Another Laudable Online Voting Architecture Concept But…

Recently, we were asked about a concept authored by a former technology executive at Citrix (yes, those folks) back in 2012 regarding a potential end to end secure voting system.  But that was actually part of a larger question: whether and to what extent digital security must now live beneath the operating system software layer rather than on top of it.  The author’s ideas for an online voting system are laudable and his credentials are credible. His follow-on article last year (2015) is interesting, and more to the point of hardware-level security alluded to in the first article.  I offer a couple of comments below including some points by our CTO on this approach because it is something baked into ElectOS.

First, we agree that a hardware root of trust is an essential ingredient for any trustworthy computing device running mission critical software.  The author, Ahmed Sallam (now CEO at DeepSAFE Technology) rightly points that out, but we doubt that Citrix has an existing product that can safely run an Internet Voting client.  We’d love to be proven wrong on that, but it does not change the fact that the core problem is one of successfully combining many ingredients.  This is one of the well known ingredients.

There is, from my perspective a well-developed and detailed technical white paper providing a worked example of a hardware root of trust from Apple for its iOS mobile operating system.  This hardware rooted security layer has allowed Apple to develop Apple Pay and their biometric authentication management system (you can see a very good overview video here (may require Safari Browser to watch) of how it works).  For those wishing to dive deeper, here is the NIST Draft Guidelines for Hardware Rooted Security in Mobile Devices.

At a deeper level of detail, our CTO (John Sebes) agrees with the technical architecture for the server side, but he believes that for the client side, Ahmed’s approach is a bit of overkill.  As John observes, “If I understand it right, the Sallam model seeks to allow trusted and un-trusted code to run on a device, with a full operating system and all.”

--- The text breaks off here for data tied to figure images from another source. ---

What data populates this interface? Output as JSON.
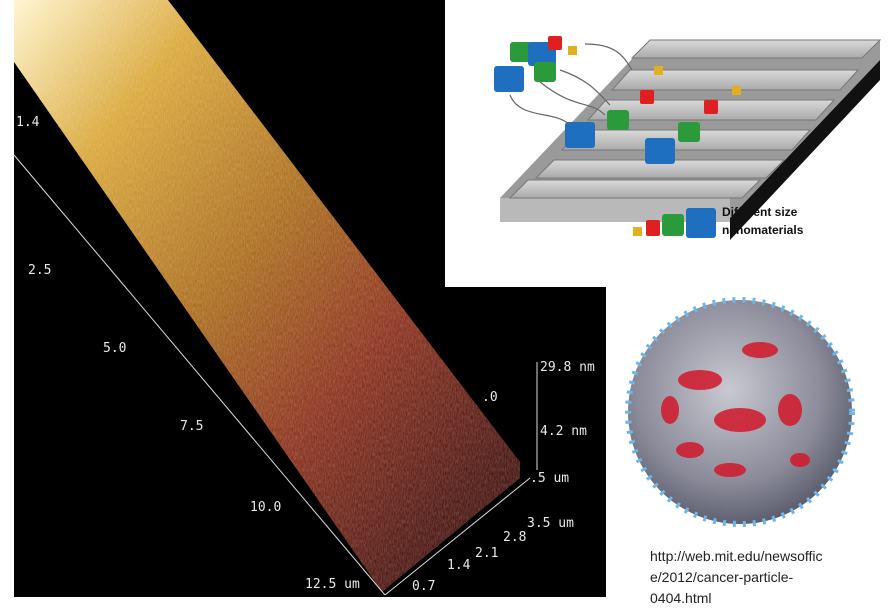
{
  "afm_image": {
    "left_axis_labels": [
      "1.4",
      "2.5",
      "5.0",
      "7.5",
      "10.0",
      "12.5 um"
    ],
    "bottom_axis_labels": [
      "0.7",
      "1.4",
      "2.1",
      "2.8",
      "3.5 um"
    ],
    "z_axis_labels": [
      "29.8 nm",
      "4.2 nm"
    ],
    "partial_labels": [
      ".0",
      ".5 um"
    ]
  },
  "diagram": {
    "caption_lines": [
      "Different size",
      "nanomaterials"
    ]
  },
  "source": {
    "url_lines": [
      "http://web.mit.edu/newsoffic",
      "e/2012/cancer-particle-",
      "0404.html"
    ]
  }
}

So, the client architecture that John and the TrustTheVote Project have been advocating from the beginning, starts with a consumer device that has a hardware root of trust and a hypervisor that can validate a boot image as coming from a trustworthy source. John reports that we nearly have that today.  And it has to have the ability to do both:

  • a normal local boot into a full service mobile device OS to work as a phone browser, etc.; and
  • a boot from an external physical device with the boot image for something else.

One such “something else” will probably be a banking App, but the one we’re interested in is a Voting (ballot casting) App — with a single purpose: it runs only that one App and the SW stack under it, immune to malware, etc.  That’s not even that hard, but there are interesting PKI (Public Key Infrastructure) issues for ensuring that a given voting App is the real {authentic | authorized} voting App, and performing strong authentication of the user-voter, etc.

Now for the “But…” part of this.  Fundamentally, we agree with Ahmed’s vision and concept; however, Citrix will be a potential player in the iVoting technology arena if and only if it is a major player in the mobile computing technology computing ecosystem.  From what we can tell, Citrix is moving in that direction.

So to summarize, at the end of the day,

  1. Do we believe Citrix has a solution for iVoting? No.
  2. Do we believe the author of both articles referenced here, Ahmed Sallam (now since departed from Citrix and CEO of DeepSAFE) has a credible vision and concept for online voting? Yes.
  3. Do we believe that concept is complete and in terms of what we understand about the totality of the problem? No.
  4. Will the hardware root of trust (hardware layer security below the operating system), such as the elegant model embodied in iOS and articulated by the NIST Guidelines be a key ingredient going forward? Yes.
  5. Are we (anyone) there yet for a voting App/system? No.